GSK attributed this significant change to a range of operational challenges. Primary among these was the difficulty in maintaining a steady supply of GSK drugs in the Nigerian market. 

Additionally, the company faced considerable hurdles due to the scarcity of foreign exchange, which adversely affected its capability to manage and settle foreign currency-denominated trade payables with its product suppliers. 

Furthermore, GSK identified several external factors influencing its decision. These included the prevailing insecurity in the region, the government’s decision to remove fuel subsidies, and the overall high cost of conducting business in Nigeria.
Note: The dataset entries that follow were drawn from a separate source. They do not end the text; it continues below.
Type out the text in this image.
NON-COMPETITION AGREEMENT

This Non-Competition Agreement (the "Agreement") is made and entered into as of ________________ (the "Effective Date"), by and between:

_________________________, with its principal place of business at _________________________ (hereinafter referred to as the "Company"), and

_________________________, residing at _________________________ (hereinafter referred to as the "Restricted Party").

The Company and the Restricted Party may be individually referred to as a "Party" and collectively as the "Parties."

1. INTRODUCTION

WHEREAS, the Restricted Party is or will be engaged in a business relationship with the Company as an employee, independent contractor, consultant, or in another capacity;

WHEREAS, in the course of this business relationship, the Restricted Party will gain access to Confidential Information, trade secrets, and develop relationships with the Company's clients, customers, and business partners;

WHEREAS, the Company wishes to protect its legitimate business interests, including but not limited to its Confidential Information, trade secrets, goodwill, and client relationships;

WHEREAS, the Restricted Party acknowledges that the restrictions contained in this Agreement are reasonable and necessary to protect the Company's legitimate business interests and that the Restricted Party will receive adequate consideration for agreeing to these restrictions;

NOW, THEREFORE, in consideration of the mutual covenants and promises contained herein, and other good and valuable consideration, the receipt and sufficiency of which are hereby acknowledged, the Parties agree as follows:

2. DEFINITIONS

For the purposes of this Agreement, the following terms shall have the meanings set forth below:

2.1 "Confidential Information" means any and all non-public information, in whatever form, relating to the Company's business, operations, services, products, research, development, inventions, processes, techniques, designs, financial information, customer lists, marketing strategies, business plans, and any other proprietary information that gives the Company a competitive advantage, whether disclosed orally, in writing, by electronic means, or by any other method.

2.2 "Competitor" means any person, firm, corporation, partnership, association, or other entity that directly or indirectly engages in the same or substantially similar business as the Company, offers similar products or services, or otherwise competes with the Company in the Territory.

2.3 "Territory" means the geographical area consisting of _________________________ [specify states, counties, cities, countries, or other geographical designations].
These elements collectively contributed to GSK’s strategic realignment in the Nigerian pharmaceutical market. 

Following GlaxoSmithKline’s (GSK) announcement, traders of pharmaceutical products report that there has been a noticeable scarcity of GSK drugs across the country.  

According to the former Secretary of the Association of Community Pharmacists of Nigeria, Lagos State chapter, Jonah Okotie, since the exit of the British Biopharma company, GlaxoSmithKline from Nigeria, the prices of its products have gone up by 900 per cent.

Okotie, who is also the Managing Director and Superintendent Pharmacist at Engraced Pharmacy, said, “On the GSK drugs, there is over 900 per cent increment on the prices of GSK products and even on the local products, though the percentage varies to some degree. Some are over 900 per cent, others 800 and 700 per cent.

On his part, the president of the Pharmaceutical Society of Nigeria, Cyril Usifoh, was quoted as saying that most drugs were imported while local makers relied on imports for the pharmaceutical ingredients to produce medicines.

The naira has lost half its value since June, raising prices of everything from painkillers to drugs for chronic disease.

Also reacting, the Chief Medical Director of Lagos State University Teaching Hospital, LASUTH, Prof Adetokunbo Fabamwo, said the high cost of drugs was undesirable for the welfare of the average Nigerian.

“Nigerian citizens are already impoverished and cannot even afford to buy food to eat if they are sick and need to buy drugs; shortly we will have increased morbidity and mortality. So people will not be able to comply with their drug prescriptions. People will get sicker, and some of them may even die,’’ he said.

Also, people with mental health conditions are not spared, according to a Consultant Psychiatrist at the Federal Neuropsychiatric Hospital, Yaba, Dr. Stephen Oluwaniyi.

He said: “As far as management of those who already have mental health conditions is concerned, many of the conditions are what we call chronic disorders, in the sense that they need to continue with maintenance treatment, taking medications in one form or the other., apart from the cost of transporting themselves to the hospital, they have to pay for medication.

The former chairman of the Pharmaceutical Society of Nigeria, Lagos chapter, Gbolagade Iyiola, underscored the severity of the situation, saying until the government takes practical action, Nigerians will continue to lament.